Pharmaceutical Manufacturers Argue Price Disclosure Rule Will Mislead ConsumersJune 21, 2019
The pharmaceutical industry has filed a lawsuit challenging a recently finalized rule from the Centers for Medicare & Medicaid Services (CMS) which requires drug pricing disclosures in television advertisements for certain prescription drugs and biological products (the Final Rule). In an effort to block the rule from going into effect on July 9, 2019, Merck, Eli Lilly, Amgen, and the Association of National Advertisers, Inc., filed a lawsuit on June 14, 2019 in the D.C. District Court seeking a declaratory judgment that the Final Rule is invalid under the First Amendment and the Administrative Procedure Act.
The Final Rule
By way of background, the Final Rule requires that any advertisement on TV for most prescription drugs or biological products for which reimbursement is available under Medicare or Medicaid must include the following statement:
The list price for a [30-day supply of] [typical course of treatment with] [name of prescription drug or biological product] is [insert price]. If you have health insurance that covers drugs, your cost may be different.

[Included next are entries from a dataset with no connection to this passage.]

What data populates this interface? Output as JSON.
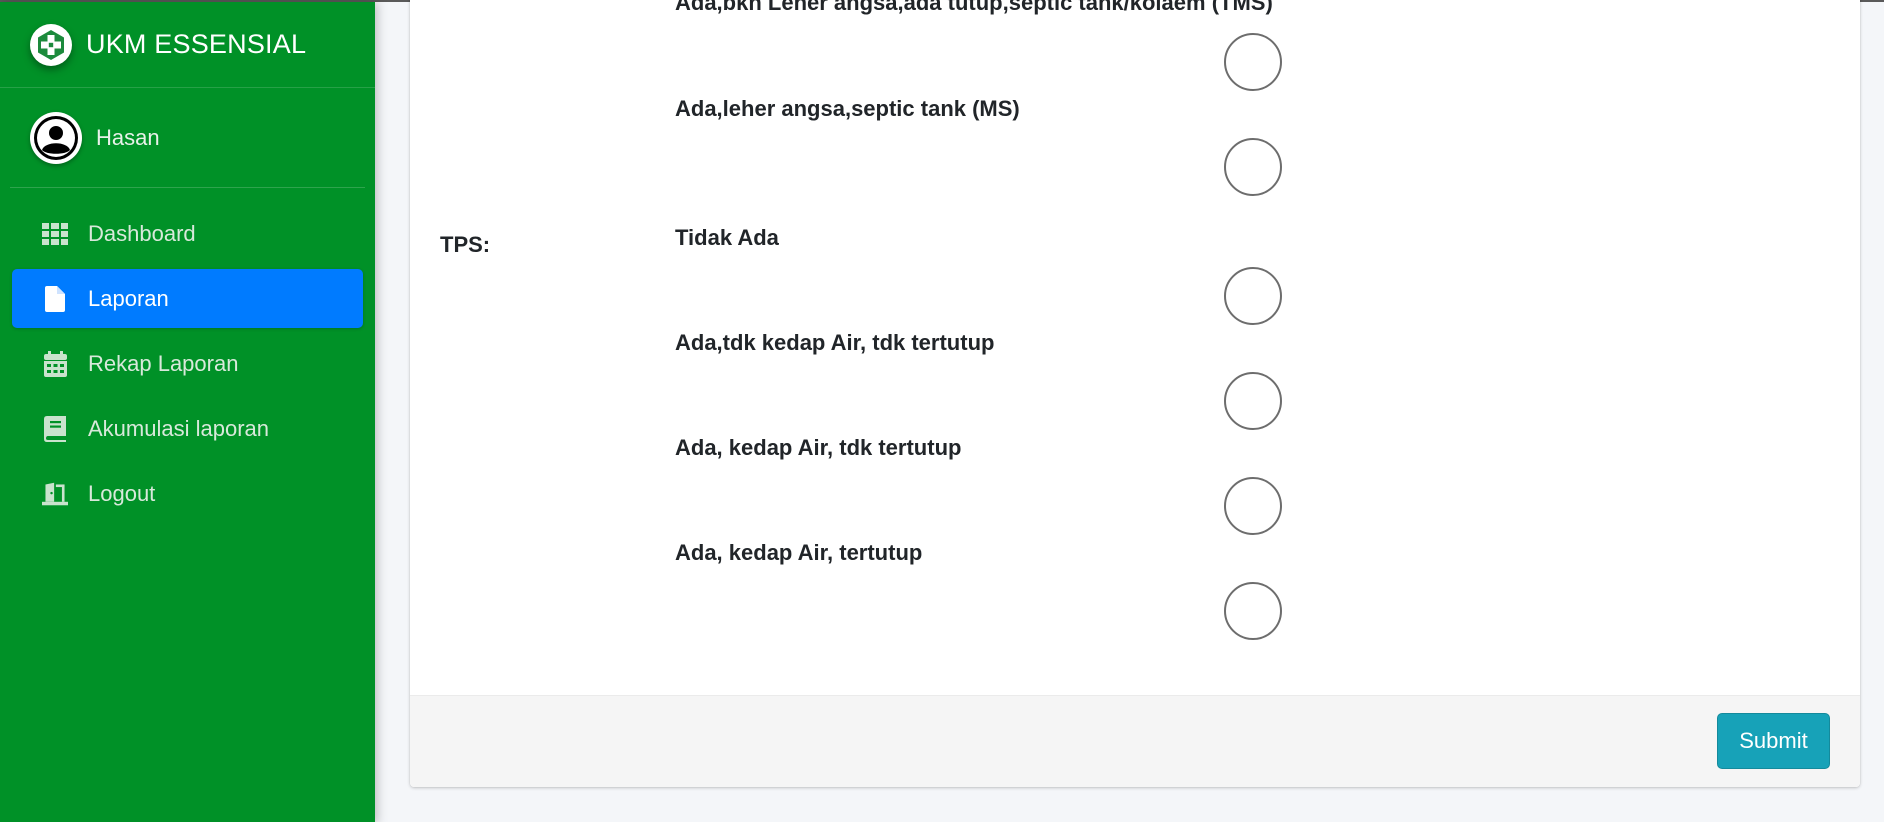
{
  "brand": {
    "title": "UKM ESSENSIAL"
  },
  "user": {
    "name": "Hasan"
  },
  "sidebar": {
    "items": [
      {
        "label": "Dashboard",
        "icon": "grid-icon"
      },
      {
        "label": "Laporan",
        "icon": "file-icon",
        "active": true
      },
      {
        "label": "Rekap Laporan",
        "icon": "calendar-icon"
      },
      {
        "label": "Akumulasi laporan",
        "icon": "book-icon"
      },
      {
        "label": "Logout",
        "icon": "door-icon"
      }
    ]
  },
  "form": {
    "partial_option_label": "Ada,bkn Leher angsa,ada tutup,septic tank/kolaem (TMS)",
    "previous_option_label": "Ada,leher angsa,septic tank (MS)",
    "field_label": "TPS:",
    "options": [
      "Tidak Ada",
      "Ada,tdk kedap Air, tdk tertutup",
      "Ada, kedap Air, tdk tertutup",
      "Ada, kedap Air, tertutup"
    ],
    "submit_label": "Submit"
  },
  "colors": {
    "sidebar_bg": "#009127",
    "active_item": "#007bff",
    "submit_button": "#17a2b8"
  }
}
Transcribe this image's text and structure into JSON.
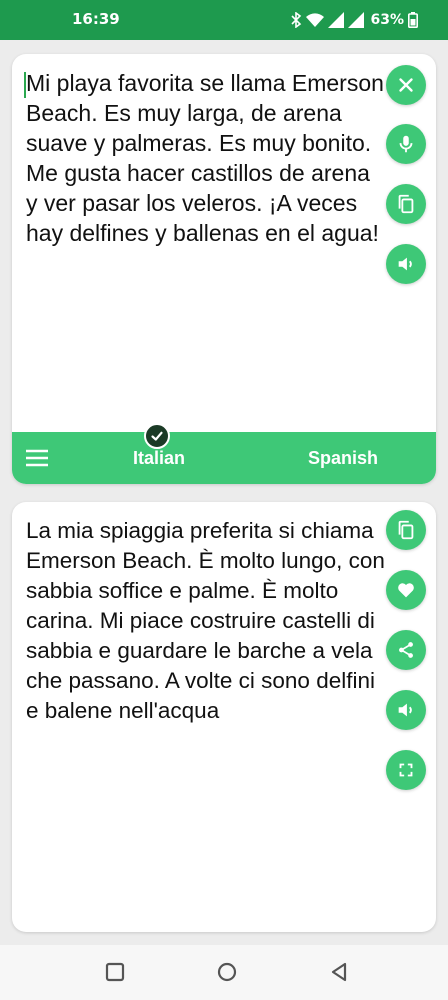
{
  "status_bar": {
    "time": "16:39",
    "battery": "63%",
    "icons": [
      "bluetooth-icon",
      "wifi-icon",
      "signal-icon",
      "signal-icon",
      "battery-icon"
    ]
  },
  "source_panel": {
    "text": "Mi playa favorita se llama Emerson Beach. Es muy larga, de arena suave y palmeras. Es muy bonito. Me gusta hacer castillos de arena y ver pasar los veleros. ¡A veces hay delfines y ballenas en el agua!",
    "actions": [
      "clear-icon",
      "microphone-icon",
      "copy-icon",
      "speaker-icon"
    ]
  },
  "language_bar": {
    "source_language": "Italian",
    "target_language": "Spanish",
    "selected": "Italian"
  },
  "target_panel": {
    "text": "La mia spiaggia preferita si chiama Emerson Beach. È molto lungo, con sabbia soffice e palme. È molto carina. Mi piace costruire castelli di sabbia e guardare le barche a vela che passano. A volte ci sono delfini e balene nell'acqua",
    "actions": [
      "copy-icon",
      "heart-icon",
      "share-icon",
      "speaker-icon",
      "fullscreen-icon"
    ]
  },
  "colors": {
    "status_bar": "#1e9a4e",
    "accent": "#3ec877",
    "background": "#ececec"
  }
}
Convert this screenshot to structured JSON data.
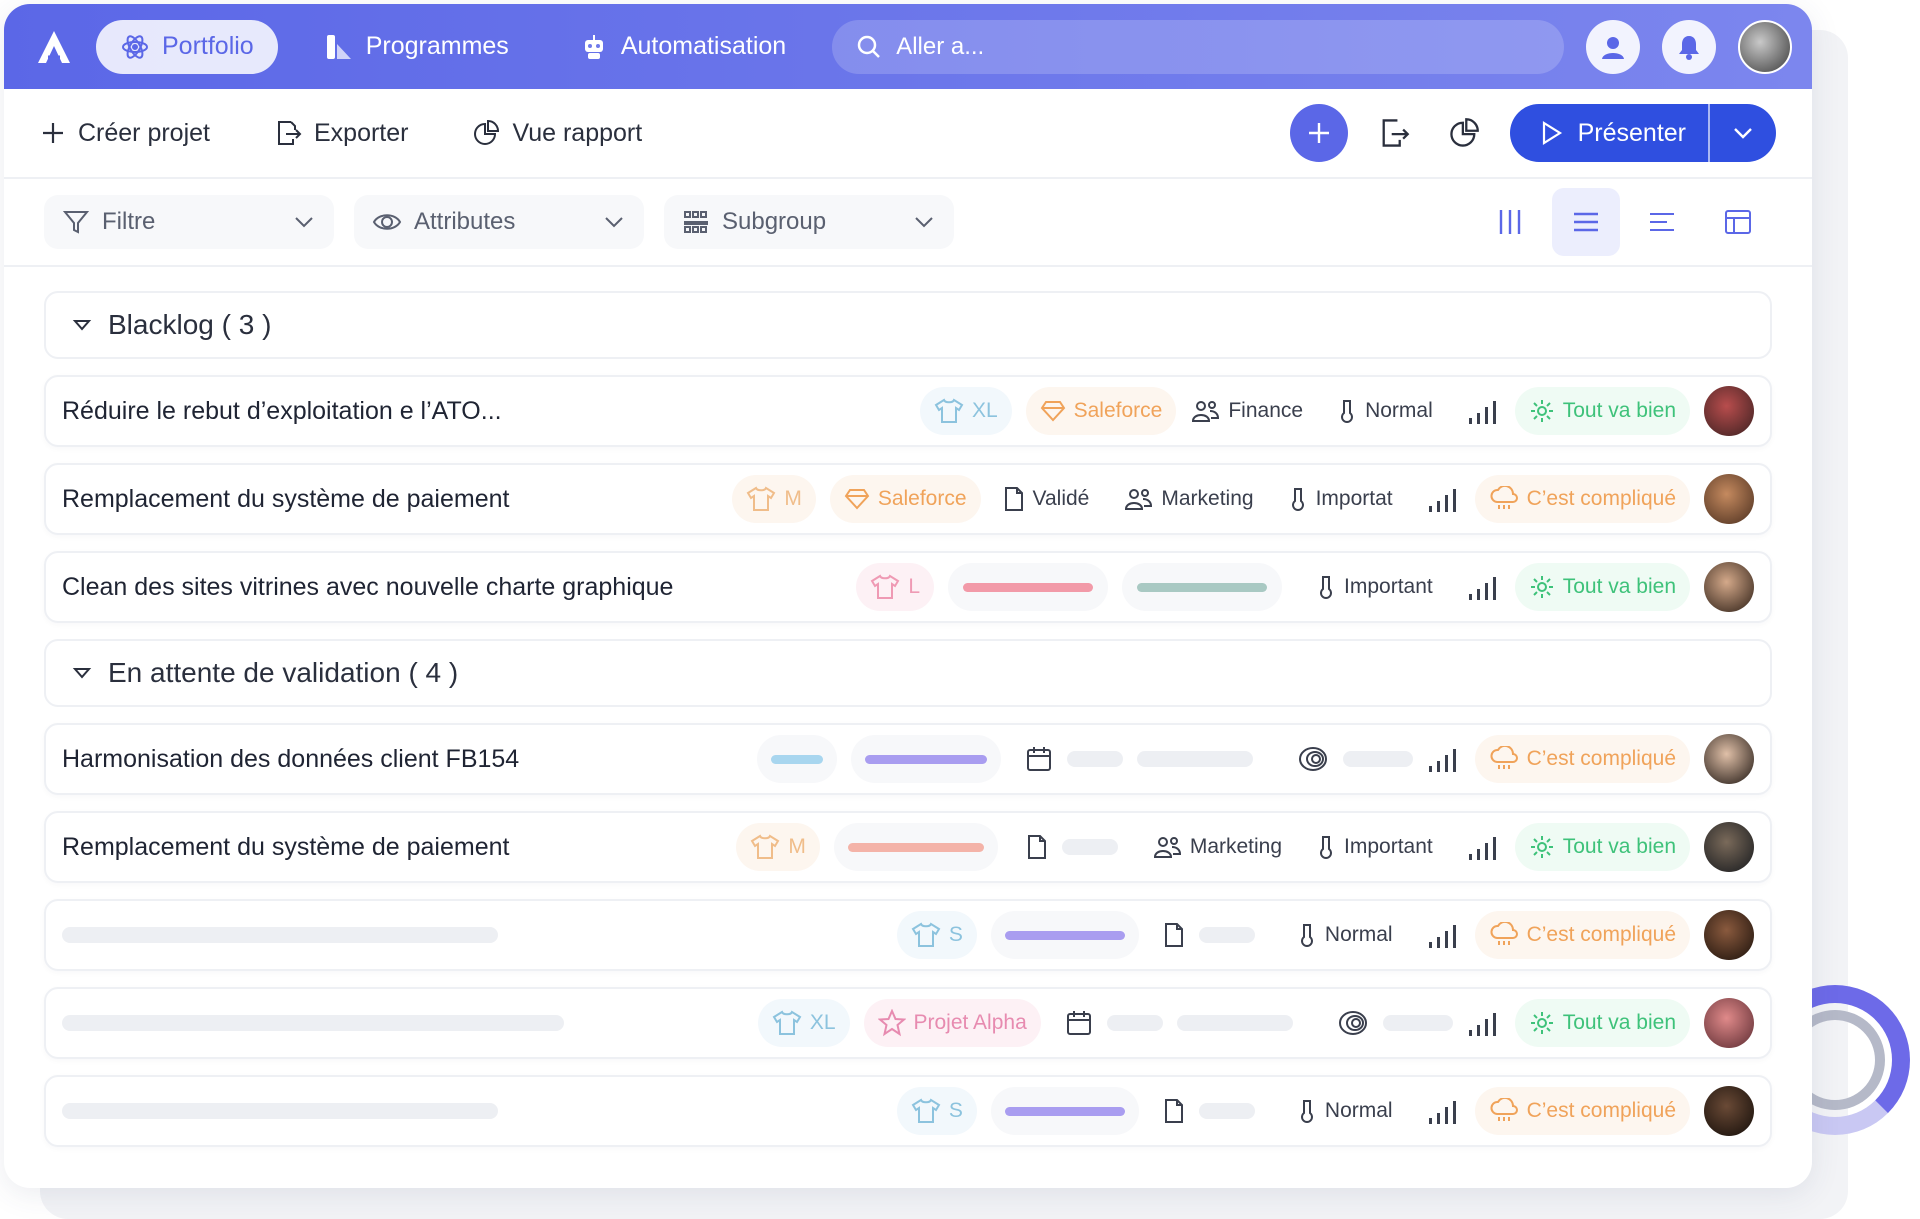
{
  "topbar": {
    "nav": [
      {
        "label": "Portfolio",
        "icon": "atom-icon",
        "active": true
      },
      {
        "label": "Programmes",
        "icon": "programs-icon",
        "active": false
      },
      {
        "label": "Automatisation",
        "icon": "robot-icon",
        "active": false
      }
    ],
    "search_placeholder": "Aller a..."
  },
  "toolbar": {
    "create": "Créer projet",
    "export": "Exporter",
    "report": "Vue rapport",
    "present": "Présenter"
  },
  "filters": {
    "filter": "Filtre",
    "attributes": "Attributes",
    "subgroup": "Subgroup"
  },
  "groups": [
    {
      "label": "Blacklog ( 3 )"
    },
    {
      "label": "En attente de validation ( 4 )"
    }
  ],
  "rows": {
    "r1": {
      "title": "Réduire le rebut d’exploitation e l’ATO...",
      "size": "XL",
      "tag": "Saleforce",
      "team": "Finance",
      "priority": "Normal",
      "status": "Tout va bien"
    },
    "r2": {
      "title": "Remplacement du système de paiement",
      "size": "M",
      "tag": "Saleforce",
      "doc": "Validé",
      "team": "Marketing",
      "priority": "Importat",
      "status": "C’est compliqué"
    },
    "r3": {
      "title": "Clean des sites vitrines avec nouvelle charte graphique",
      "size": "L",
      "priority": "Important",
      "status": "Tout va bien"
    },
    "r4": {
      "title": "Harmonisation des données client FB154",
      "status": "C’est compliqué"
    },
    "r5": {
      "title": "Remplacement du système de paiement",
      "size": "M",
      "team": "Marketing",
      "priority": "Important",
      "status": "Tout va bien"
    },
    "r6": {
      "size": "S",
      "priority": "Normal",
      "status": "C’est compliqué"
    },
    "r7": {
      "size": "XL",
      "tag": "Projet Alpha",
      "status": "Tout va bien"
    },
    "r8": {
      "size": "S",
      "priority": "Normal",
      "status": "C’est compliqué"
    }
  },
  "colors": {
    "brand": "#5b67e7",
    "present": "#2f4fe0",
    "ok": "#3ec27a",
    "warn": "#f0a35a"
  }
}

The “list price” to be inserted is the Wholesale Acquisition Cost, or WAC, which is defined as the manufacturer’s published list price for the most recent month available, not including discounts or rebates. For a more detailed overview of the Final Rule, see our previous post here.
The Complaint argues that the required disclosure, rather than achieving increased drug pricing transparency, will instead lead to consumer confusion and may discourage patients from seeking valuable information regarding treatment options. This is because the WAC price differs significantly from the actual out-of-pocket expense incurred by patients, which can vary based on insurance coverage, deductibles, and copay requirements. According to the Complaint, HHS is willing to “discourage patients from using beneficial medications,” as a means to reduce Medicare and Medicaid expenditures on pharmaceutical products.
The promulgation of this Final Rule, plaintiffs argue, exceeds HHS’s statutory authority and violates their First Amendment rights. Specifically, plaintiffs note that HHS originally looked to the Food and Drug Administration to adopt a price disclosure requirement under the Federal Food, Drug, and Cosmetic Act (FDCA). When it became clear the FDCA does not authorize price disclosure mandates, HHS invoked its rule-making powers under the Social Security Act. Plaintiffs argue that Congress never intended for HHS to have the authority to regulate drug pricing disclosures and, in doing so, HHS is attempting to “sidestep the limitations of the statute that actually governs this specific area.” Complaint at 26.
With respect to the First Amendment, plaintiffs point to the “heavy burden” the government must bear in justifying compelled speech in the commercial arena by showing that the regulation “directly and materially advances a substantial government interest that could not be served just as well by means that do not regulate speech to the same degree.” Id.at 28. HHS cannot meet this burden, plaintiffs argue, because the Final Rule, in fact, frustrates a substantial government interest by essentially misleading consumers about their out-of-pocket costs. Id.at 28-29.
Also on June 14, 2019, plaintiffs filed a Motion for Stay Pending Judicial Review, seeking to stay the effective date of the rule pending the resolution of the lawsuit challenging its validity, as well as a Motion to Expedite judicial review. The Court approved an expedited briefing schedule and set the matter for hearing on July 2, 2019 at 2:00pm. In the briefing schedule, the Court indicated its intent to issue a decision by July 8, 2019, one day prior to the effective date of the Final Rule.
We will continue to report on the updates and outcomes of this lawsuit.